Уолтер видел на улицах адептов Белого Бога — тех, кто проповедовал совсем иную религию и, насколько он знал, в Морлиссе, откуда явно был герр Рауль, многие уже примкнули к этой странной вере. Она казалась Уолтеру нелогичной. Вроде у них был некий безымянный Белый Бог, который не спал, а следил за людьми. И был его враг, его темная сторона, некая Чернота — не то жена, не то его женское обличье. Адепты верили что, когда зла в этом мире станет больше, чем света, мир укроет Вечная Ночь. А пока туда отправлялись те, кто совершал преступления или не соблюдал заповедей Белого Бога.

Уолтер считал это глупостью. Когда зла в мире станет слишком много — Спящий проснется, вот и все. Не нужно никаких наказаний и вечной темноты, ведь что может быть хуже, чем конец целого мира? И то, что Бог следит за людьми, сортируя их грешки, казалось Уолтеру странным. Богам не должно быть дела до людей, и самое страшное зло, совершенное человеком, в лучшем случае подобно звону комара. И однажды комар разбудит Спящего, а может, он не захочет досматривать сон о том мире, какой люди смогли создать. И тогда мира не станет. Клирики же, в отличие от адептов, просто пытались продлить сон Спящего, а не умилостивить кого-то.

Занятый мыслями о странностях людских верований, Уолтер вышел на пляж. На этот раз здесь никого не было, и его кольнуло облегчение — не хотелось делить этот рассвет ни с кем, а еще ему было тяжело вспоминать прошлую встречу.

«Мальчик должен был уже уснуть. Интересно, где он проснется?..» — с горечью подумал Уолтер, снимая шинель и закатывая рукава рубашки.

Ледяная морская вода, соленая до горечи, была словно остывшие слезы на лице. Он умывался долго и особенно ожесточенно, словно стараясь смыть с себя лицо и Уолтера Говарда, и Музыканта Уолтера, позволив явиться на свет новому человеку.

«Удивительные глупости лезут в голову перед отъездом на две недели», — усмехнулся он, позволяя легкому прохладному ветру слизывать воду с лица.

Он вернется в Лигеплац, чего бы ему это ни стоило. Даже если придется стать похожим на герра Рауля.

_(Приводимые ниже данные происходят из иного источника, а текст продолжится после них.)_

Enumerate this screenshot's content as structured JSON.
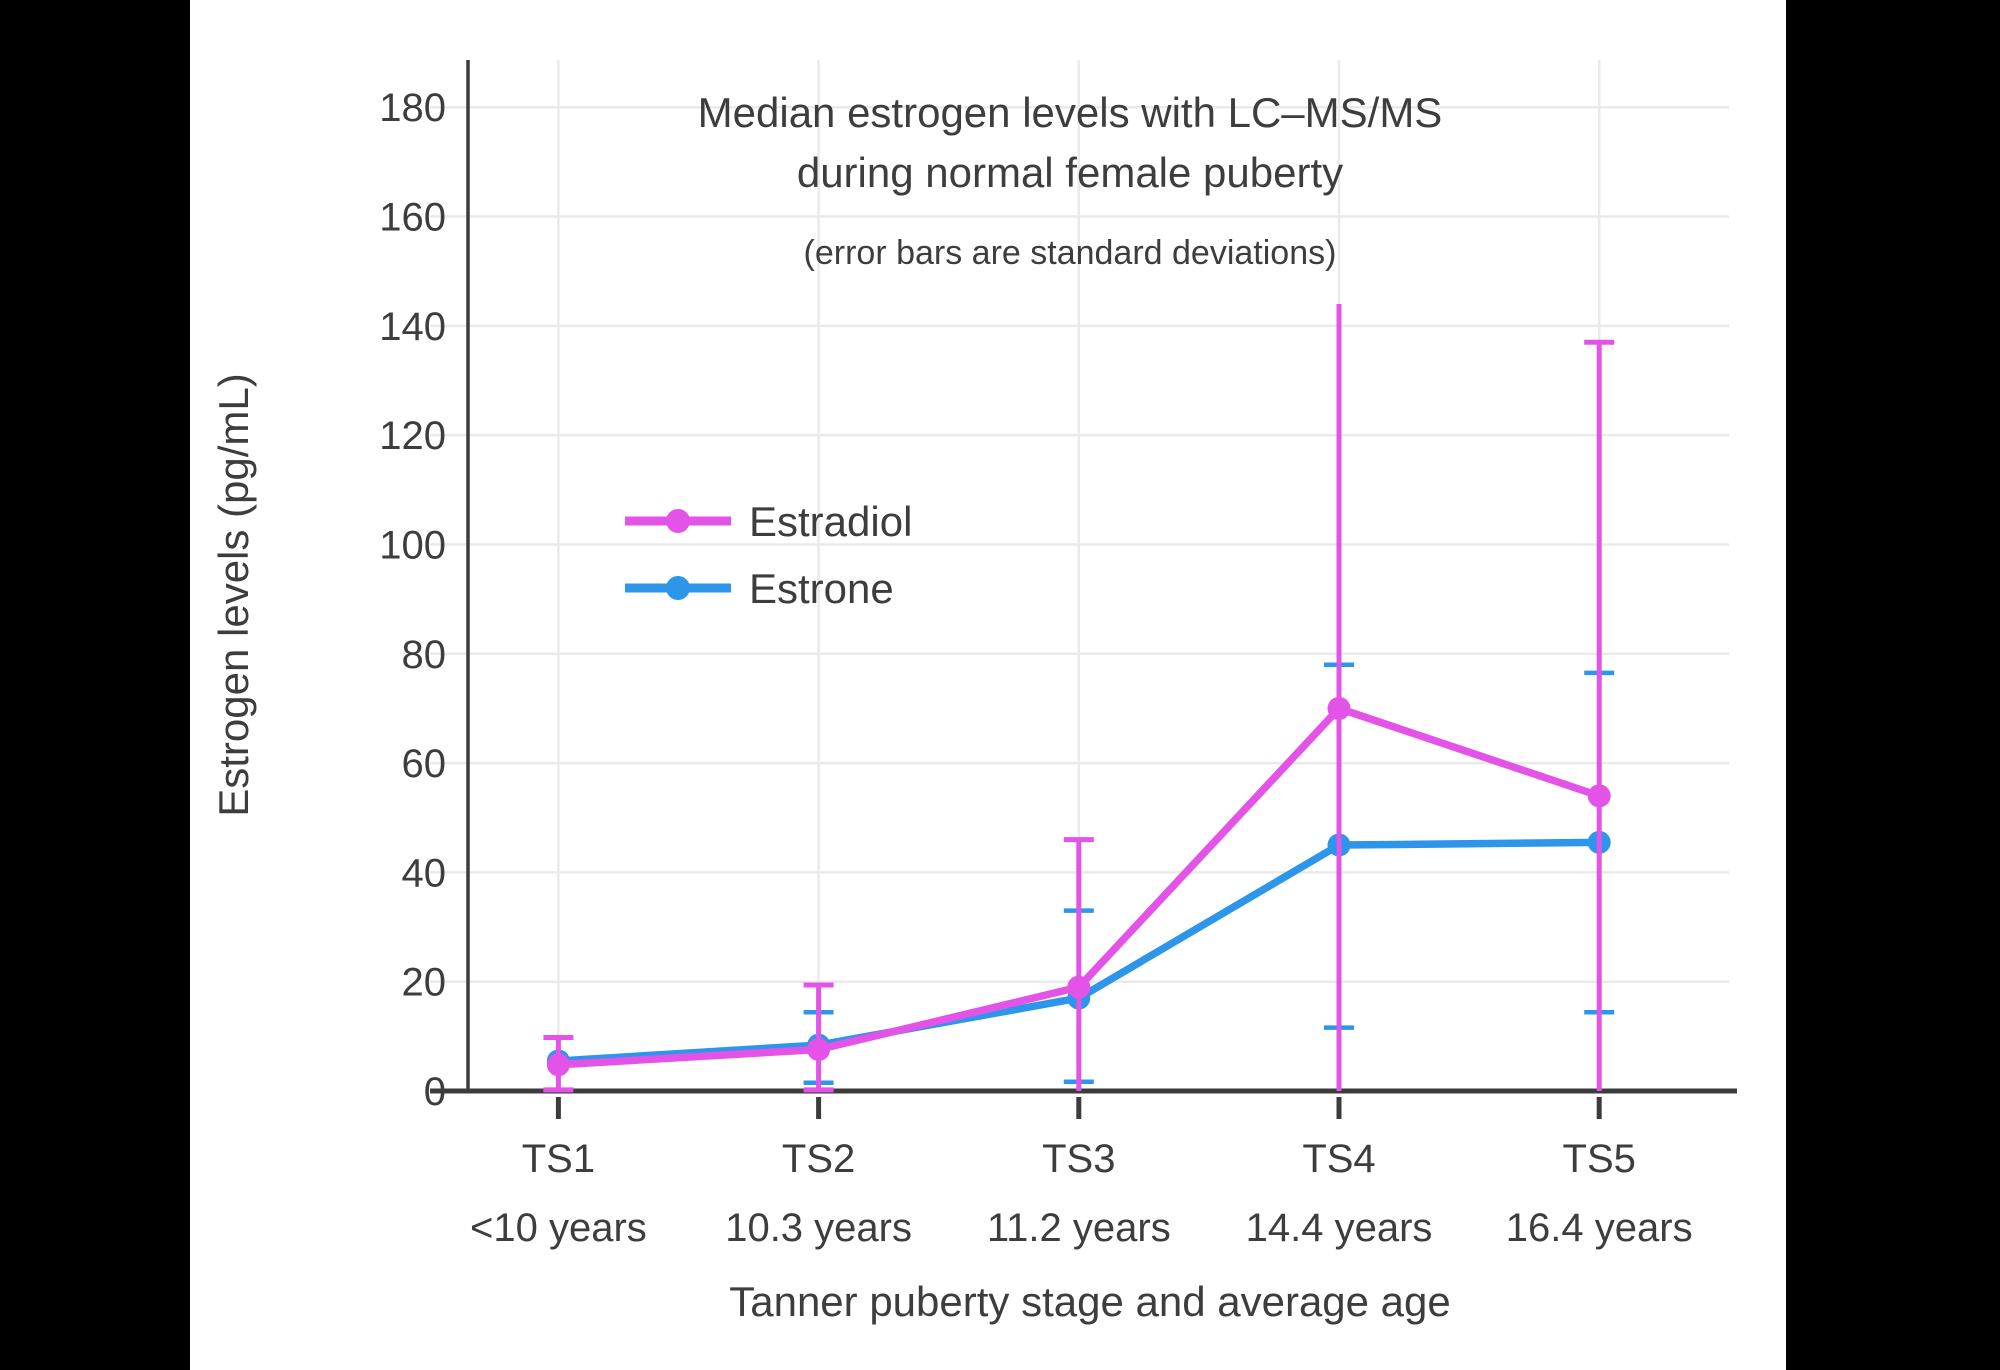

«Не удивительно, что у этого человека полные волосы седины и все лицо в шрамах, если он во всем полагается на свой пароход, забывая об удаче и здравом смысле», — думал Уолтер, возвращаясь в паб и пряча лицо от внезапно ставшего слишком злым ветра в воротнике шинели.

* * *

— А я говорю — врут они, врут и не краснеют!

Голос Зэлы вырвался из уютного золотистого полумрака паба, словно первый порыв штормового ветра.

Хенрик за стойкой явно скучал. Уолтер поймал его умоляющий взгляд и усмехнулся. Разъяренная Зэла стучала свернутой в рулон газетой по стойке, и звук был такой, будто в газету завернуто что-то тяжелое.

— Это надо же сочинить такую ересь! Да мало ли подражателей на свете! Где этот свихнувшийся, как бишь, на их собачьем языке… Риппер, а где Полуночники?! К тому же ты прекрасно знаешь, что его поймали и повесили! О, Уолтер! Уолтер, поди сюда, ты куда мимо нас пытаешься просочиться?! Слышал новости?!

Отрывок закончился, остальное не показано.